By Joseph Rickert
Even to the practiced eye, looking at coefficients in R model summaries can be tedious. And, capturing information about the significance of coefficients from scores or maybe even hundreds of models in a way that makes writing the final report a bit easier is a time consuming and thankless task. Of course, once you know what you are looking for, it only takes a few lines of code to select coefficients and plot them. Nevertheless, it would be nice to have a function that just plots the coefficients with error bars. Coefplot, a relatively recent package by Jared Lander, does exactly this and has the potential to become a very useful tool. Built on top of ggplot2 graphics, coefplot plots coefficients from lm and glm models as well as from the big data models generated by RevoScaleR's rxLinMod and rxLogit functions. A small example from Revolution Analytics’ Saar Golde illustrates the use of coefplot.

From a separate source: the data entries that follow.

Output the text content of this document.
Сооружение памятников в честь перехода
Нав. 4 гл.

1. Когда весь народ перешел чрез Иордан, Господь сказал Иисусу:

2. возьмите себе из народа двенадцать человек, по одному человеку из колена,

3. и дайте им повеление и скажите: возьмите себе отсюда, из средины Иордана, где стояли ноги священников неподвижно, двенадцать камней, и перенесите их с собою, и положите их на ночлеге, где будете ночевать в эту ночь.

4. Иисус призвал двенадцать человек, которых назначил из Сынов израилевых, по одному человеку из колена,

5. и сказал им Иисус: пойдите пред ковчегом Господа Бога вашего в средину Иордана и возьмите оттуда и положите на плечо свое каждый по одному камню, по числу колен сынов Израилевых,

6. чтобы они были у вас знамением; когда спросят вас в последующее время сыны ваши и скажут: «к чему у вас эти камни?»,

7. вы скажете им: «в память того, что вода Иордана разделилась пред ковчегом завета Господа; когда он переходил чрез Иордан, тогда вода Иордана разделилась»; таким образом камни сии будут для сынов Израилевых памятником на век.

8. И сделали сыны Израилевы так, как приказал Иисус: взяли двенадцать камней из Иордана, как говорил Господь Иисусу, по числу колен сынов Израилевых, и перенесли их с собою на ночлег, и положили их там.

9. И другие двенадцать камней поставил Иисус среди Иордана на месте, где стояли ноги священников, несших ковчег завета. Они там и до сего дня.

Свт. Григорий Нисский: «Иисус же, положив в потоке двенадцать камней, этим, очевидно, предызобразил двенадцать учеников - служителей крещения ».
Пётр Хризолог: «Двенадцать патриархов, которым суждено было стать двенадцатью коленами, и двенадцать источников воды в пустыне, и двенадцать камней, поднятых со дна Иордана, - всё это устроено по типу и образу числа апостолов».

The R code reads in credit data (see table) from 10 separate csv files, concatenates them into a single file,
and uses RevoScaleR’s rxLinMod function to perform the linear regression:
default ~F(year) + yearsEmploy + ccDebt + creditScore
Note that the F function makes year a factor on the fly so that the regression will produce a coefficient for each year. Running coefplot on the model object produces the graph of the coefficients.
This is slick, but to be really useful coefplot should be able to handle models with thousands of coefficients. I spoke with Jared about this. He said that he is well aware of the problem and is working on it:
“The big issue is identifying levels that belong to factors, which I solved, even for interactions. But how do people specify levels that might belong to different factors, or how to handle a specified level and its interactions, etc....”
It is difficult to build useful tools, and an amazing feature about the open source R project is that so many people are willing to try. Jared also said that he is open to suggestions.